The asset management definition takes into account a number of key decisions that defines the design of the data related components of the platform:
· Types of assets in XMANAI. The XMANAI asset management has to support different types of assets including data files, data collected from external APIs, data pushed in XMANAI through its API, data analytics scripts, metadata and more. For managing the assets we will distinguish three types of them: files (of any type), structured data and metadata according to the XMANAI data model. The ability to collect and manage any files enables the required flexibility in addressing the heterogeneity of assets. The conformance of data and metadata to the XMANAI data model enables the provision of an advanced query interface.
· Datasets and role of metadata. Sharing of data and provision of transparency about the data transactions, data structure and semantics demand the availability of high-quality metadata in XMANAI. The information stored in metadata will be used to provide the knowledge about the data to XMANAI users. A set of data and its metadata is called a dataset.
· Data structures in XMANAI. The heterogeneity of data and the need for an advanced query interface requires a special approach when it comes to data structures handling in XMANAI. The main idea of our approach is to define the most suitable data structure for storing and managing data in each particular case. The definition of this internal XMANAI representation for storing the data should be done based on the data structure and semantics provided by the users who register the data in the XMANAI platform. This registration includes a description of data that is done by the allocation of data fields to elements of the XMANAI data model. In particular, for the first versions of the XMANAI platform the consortium decided to focus on tabular structures as the internal representation of data. The decision is motivated by the assumption that the data emerges in the XMANAI demonstrators have tabular structure. Another important reason is the simplicity of working with tabular data. The process of creating a data structure for the internal representation of data in XMANAI includes the following steps:
o The user describes the data structure and semantics of a concrete data file(s) or data stream using the elements from the XMANAI data model. This information, provided by the user, is saved as part of metadata for the data in the XMANAI metadata registry.

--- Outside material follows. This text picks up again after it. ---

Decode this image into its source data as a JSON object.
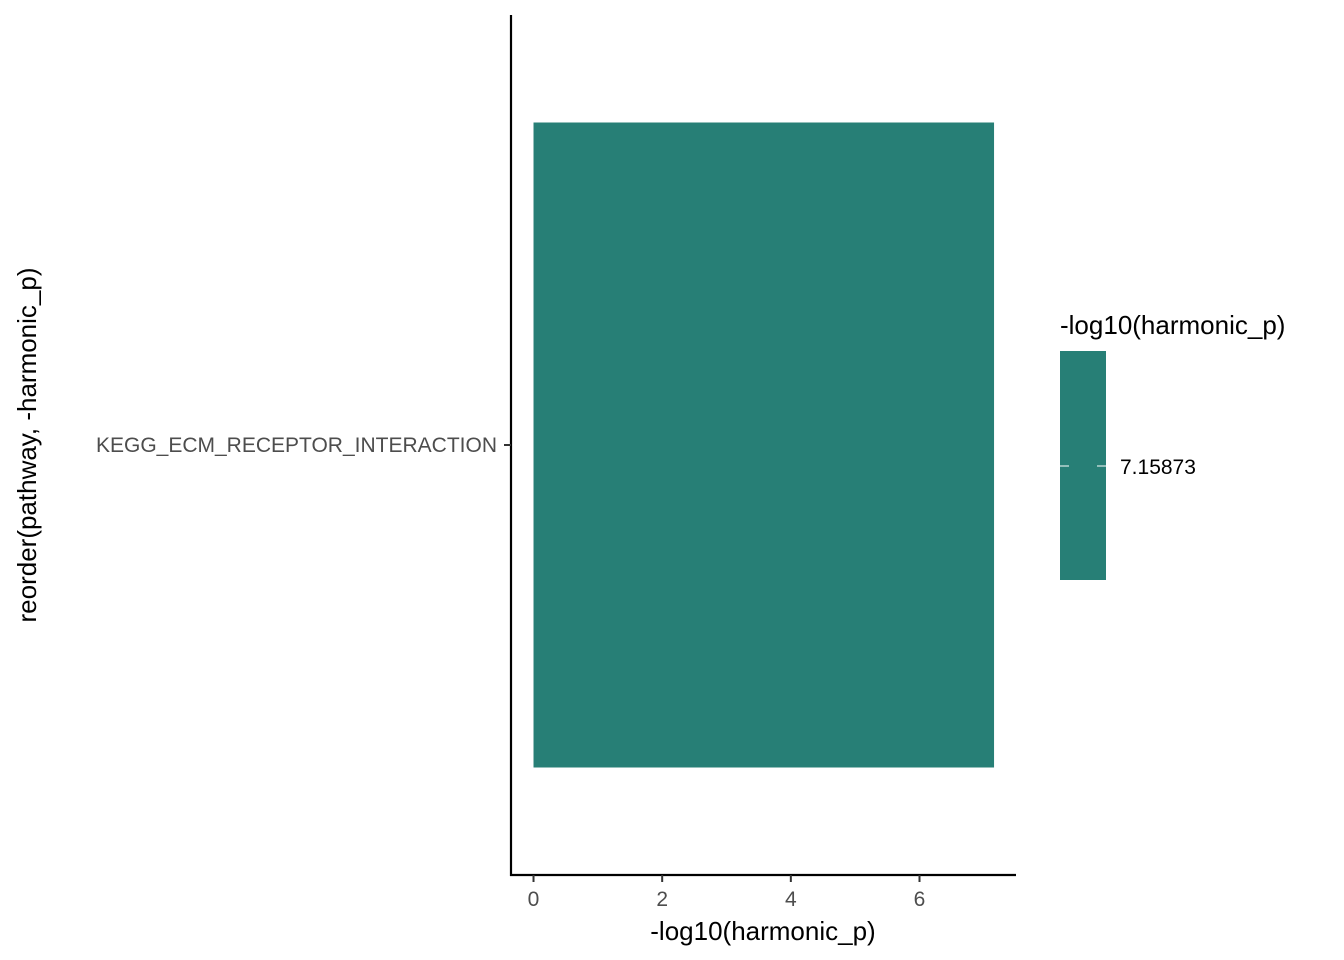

o On the basis of this information about the structure and semantics of data, the XMANAI platform creates a table with a suitable structure in a relational (or potentially other type of) database and adds the respective data to it.
o The information about the created table is added to the corresponding metadata in the metadata registry. This information can be used to query the table of the database and get, update, modify, delete data or perform more complex queries involving more than one table.
This relatively simple data handling approach in XMANAI can be extended by adding other types of databases and allowing users to select the most suitable internal representation.